WASHINGTON-Sen. Barack Obama (D-Ill.) has a fund-raiser in Portland, Oregon on Saturday night...before that, he stumped in Eugene....where he said he was "rooting" for the recovery of Sen. Ted Kennedy (D-Mass.), and revealed he spoke to his wife this morning, Victoria Reggie Kennedy. He was also asked by a man during a visit to a hospital how he could know he could trust Obama. One way, suggested Obama, was to read his memoir.
Click for pool report by Matthew Mosk, Washington Post
TIME: 9:30am PT
EVENT: Barack Obama Visit to Sacred Heart Medical Center (Eugene, Oregon)

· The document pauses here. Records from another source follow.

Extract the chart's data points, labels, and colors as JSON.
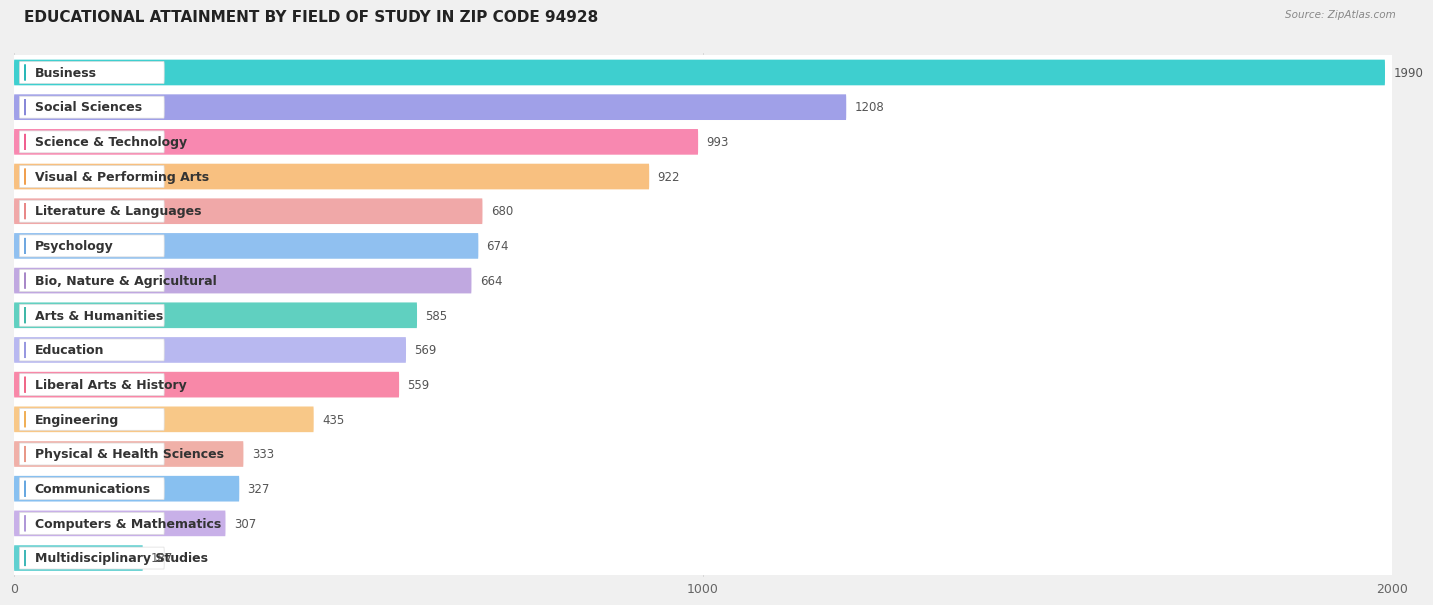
{
  "title": "EDUCATIONAL ATTAINMENT BY FIELD OF STUDY IN ZIP CODE 94928",
  "source": "Source: ZipAtlas.com",
  "categories": [
    "Business",
    "Social Sciences",
    "Science & Technology",
    "Visual & Performing Arts",
    "Literature & Languages",
    "Psychology",
    "Bio, Nature & Agricultural",
    "Arts & Humanities",
    "Education",
    "Liberal Arts & History",
    "Engineering",
    "Physical & Health Sciences",
    "Communications",
    "Computers & Mathematics",
    "Multidisciplinary Studies"
  ],
  "values": [
    1990,
    1208,
    993,
    922,
    680,
    674,
    664,
    585,
    569,
    559,
    435,
    333,
    327,
    307,
    187
  ],
  "bar_colors": [
    "#3ecfcf",
    "#a0a0e8",
    "#f888b0",
    "#f8c080",
    "#f0a8a8",
    "#90c0f0",
    "#c0a8e0",
    "#60d0c0",
    "#b8b8f0",
    "#f888a8",
    "#f8c888",
    "#f0b0a8",
    "#88c0f0",
    "#c8b0e8",
    "#60d0d0"
  ],
  "dot_colors": [
    "#2ab8b8",
    "#8888d8",
    "#f06090",
    "#f0a050",
    "#e88888",
    "#70a8e0",
    "#a888c8",
    "#40b8a8",
    "#9898e0",
    "#f06888",
    "#f0b058",
    "#e89888",
    "#68a8e0",
    "#b098d8",
    "#40b8b8"
  ],
  "xlim": [
    0,
    2000
  ],
  "xticks": [
    0,
    1000,
    2000
  ],
  "background_color": "#f0f0f0",
  "bar_background": "#ffffff",
  "row_bg": "#f8f8f8",
  "title_fontsize": 11,
  "label_fontsize": 9,
  "value_fontsize": 8.5
}
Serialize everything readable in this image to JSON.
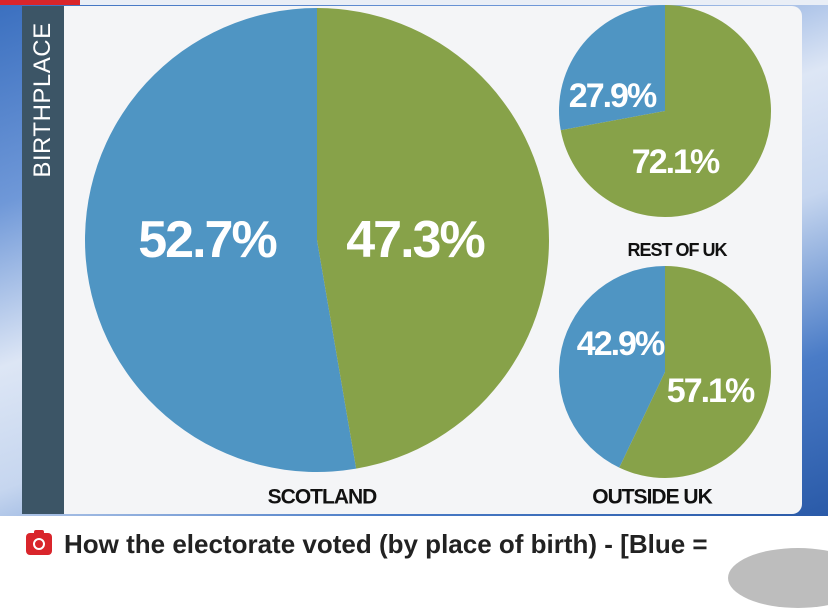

From: Matthew A Mosk [mailto:email@example.com]
Sent: Saturday, May 17, 2008 1:06 PM
May 17, 2008
Sen. Obama stopped at Sacred Heart Medical Center on Hilyard St. in Eugene, a 432-bed full service hospital affiliated with the Catholic Church.
First, the news.
Obama paused before meeting with nurses and doctors, to speak to gathered reporters regarding Sen. Edward Kennedy.
“I know a lot of you are interested in the situation with Senator Kennedy. I have been in contact with the family. Obviously they are in our thoughts and prayers. They I am sure will be releasing some sort of a statement when they have a better assessment of what the situation is. But you know as I have said many times before Senator Kennedy is a giant in American political history. He has done more for the healthcare of others than just about anybody in history. So we are going to be rooting for him. And I insist on being optimistic about how it is going to turn out .”
Campaign said Obama spoke briefly this morning with Sen. Kennedy’s wife, Victoria Reggie Kennedy.
Obama met for about 15 minutes in front of the nurse’s station in the hallway of a 3rd floor medical-surgical unit. The gathered nurses, doctors and medical technicians stood in a loose circle around the senator, who spoke from his feet, in the middle of the group. They wore scrubs, some were in white coats, several had stethoscopes draped over their necks.
“We’re going to be talking about healthcare today and I figured that before we had some big town hall meeting on healthcare I should talk to the experts,” he said. “And nobody knows health care better than nurses.”
Obama told the group that when his two daughters were born, and when his mother had cancer, “it was not the doctors I spent most of my time with, it was nurses.” He discussed his familiarity with the national nursing shortage, and asked those gathered to share their concerns and advice about the healthcare system.
“How do we inspire younger people, men and women, to go into a profession that’s very inspiriing?” asked Kitty Schiffer, who is vice president for patient care servces.
The senator discussed the need for more slots in nursing schools and the need to make nursing school more affordable.
After a handful of other comments about the need for more mental health beds and more affordable medication, Sen. Obama was asked about insurance and he shared this story about his nine-year-old daughter Malia’s asthma. Forgive me if you’ve heard it before:
“She was only three when she came into the kitchen and said, ‘Daddy, I’m having trouble breathing,’ which is the worst thing you want to hear from your kids.” Obama said he and Michelle drove Malia to the hospital, which was five minutes away. “While we were there overnight, she was in this room, where there were four or five kids in there, and the doctors told us these kids come in once every week , once every two weeks, for something that should be entirely treatable, but they just didn’t have the coverage to get it. That’s costly for the hospital, and costly for society.”
The other noteworthy encounter occurred as Obama was wrapping up the visit, after posing for photographs with the gathered nurses, including Carol Ann Anderson, 66, a registered Republican, self-described conservative, and 31-year nursing veteran, who said she did not like any of the current candidates, including Sen. McCain, and that she is considering voting for Obama in the fall “given what the choices are.”
As Obama started for the elevators, Ron Spooner, 42, an x-ray technician, and a Republican, called out to the senator. Spooner, dressed in scubs, told Obama he is “torn between you and Sen. McCain.”
“How do I know I can trust you?” Spooner asked bluntly.
Obama first responded by saying he understood it was hard to take the measure of a candidate just by watching them on television. He suggested Spooner read his book to learn more about his life story.
“Look at what I’ve done for 20 years, starting as a community organizer. I think that what you’ll see is, the commitments I’ve made now are ones that I’ve been working on for 20 years.”
Spooner said “the two things that stand out to me” are that he didn’t like reading about Obama’s pastor, but he did appreciate the position Obama took on the gas tax.
“With respect to my former pastor, I think, as I’ve said before, the church is a wonderful church. I’ve said repeatedly, the things he said I found offensive. There’s nobody who knows me who ascribes those views to me.
“The nice thing is we’re going to have 4 more months, 5 more months of active campaigning where I think you can watch and see, am I consistent, do I stay honest,” Obama said.
Spooner said he’d like to hear Obama do more “things like the gas tax.”
“Let me take your advice and we’ll try to make sure I stay honest in what is sometimes a dishonest profession,” Obama said before turning for the elevators and walking away.